Child care stunted

We return to this issue because of the disclosure, in a Newsday report published yesterday, of the disturbing fact that while much headway has been made in operationalising the Authority, key aspects of its functions remain dormant, awaiting legal and administrative implementation.

Particularly alarming is the fact that though regulations were this year promulgated under Section 53 of the Children Residences, Foster Care and Nurseries Act 2000, that legislation still remains inoperable. The problem? A lack of staffing.

“We have only been in operation since the middle of May,” said Stephanie Daly SC, the chairman of the authority. “We are not up to the number of staff which we had estimated is needed to complete the operationalisation.” She noted identifying the more than 200 nurseries in the country is no simple undertaking. While training of existing staff has begun, the Authority does not have the authority to manage the facilities currently identified. An original timeline of nine months to full functioning was upended when the Government changed.

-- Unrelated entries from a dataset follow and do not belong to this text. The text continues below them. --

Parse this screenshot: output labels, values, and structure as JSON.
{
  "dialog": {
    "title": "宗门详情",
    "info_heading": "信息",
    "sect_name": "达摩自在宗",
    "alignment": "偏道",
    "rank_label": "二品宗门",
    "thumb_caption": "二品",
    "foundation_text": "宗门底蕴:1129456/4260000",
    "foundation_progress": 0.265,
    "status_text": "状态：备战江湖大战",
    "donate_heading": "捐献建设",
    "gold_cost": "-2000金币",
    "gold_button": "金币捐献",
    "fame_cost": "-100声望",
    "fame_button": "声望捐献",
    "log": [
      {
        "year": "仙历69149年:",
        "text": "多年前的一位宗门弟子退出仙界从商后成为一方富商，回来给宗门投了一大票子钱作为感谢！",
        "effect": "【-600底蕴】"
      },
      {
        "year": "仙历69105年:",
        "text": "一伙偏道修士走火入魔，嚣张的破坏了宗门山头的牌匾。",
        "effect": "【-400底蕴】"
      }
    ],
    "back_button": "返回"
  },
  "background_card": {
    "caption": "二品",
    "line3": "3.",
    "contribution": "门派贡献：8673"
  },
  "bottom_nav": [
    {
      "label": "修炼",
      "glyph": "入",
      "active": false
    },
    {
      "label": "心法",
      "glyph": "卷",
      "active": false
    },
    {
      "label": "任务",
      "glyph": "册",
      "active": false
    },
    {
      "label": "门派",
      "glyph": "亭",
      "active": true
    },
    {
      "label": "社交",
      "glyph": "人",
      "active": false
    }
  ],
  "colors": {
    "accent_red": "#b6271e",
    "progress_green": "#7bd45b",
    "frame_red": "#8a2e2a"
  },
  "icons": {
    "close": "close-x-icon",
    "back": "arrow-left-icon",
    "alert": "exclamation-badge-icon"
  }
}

The removal of the Ministry of Gender, Child and Youth Development – which Prime Minister Dr Keith Rowley last week said was a matter now under review – has also complicated things.

However, the cases of Baby Mikyle in Sangre Grande and Baby Anastacia in Diego Martin make clear that an urgent rethink is required. Currently, the State provides, it seems, only the most cursory regulation of the Early Education Childhood Centres, and the Authority is clearly envisioned as a specialist State agency which can support the efforts of the Ministry of Education.

But while the Authority’s progress in terms of the regulation of nurseries has been stunted, in other respects it has shown growth, as have the relevant sections of the law enforcement agencies charged with handling cases of child abuse.

The authorities are to be praised for the swift action taken in relation to an Internet video which circulated last week showing shocking and appalling scenes of a weeping child being brutally beaten by a man for not drinking tea.

The case has seen collaboration between the Authority and the police. While the Child Protection Unit of the Police Service investigated the incident, the Authority’s Emergency Response Team made contact with the family involved, and worked with the child and its mother to provide the necessary support which included medical treatment and counselling.

The matter yesterday moved into the hands of the courts as two people appeared before Magistrate Gillian David Scotland in the Tunapuna Magistrates’ Court on charges of wilful assault of the child. The two received bail in the sum of $150,000 and it will now be for the court system to determine guilt or innocence, though an immigration issue has emerged in relation to one of the two accused.

It is good that the State has, in this instance, been able to take swift action in a case which, through happenstance, came to the attention of the public. But the capacity to take such effective action in an individual case is of little use if the net of overall regulation is stymied through the lack of resources to police nurseries where, daily, thousands of children are exposed to risks.

The State must be encouraged to take more action like what it did last week and yesterday, but it must also be mindful of the risk of seeking to move one foot forward while still leaving the other behind.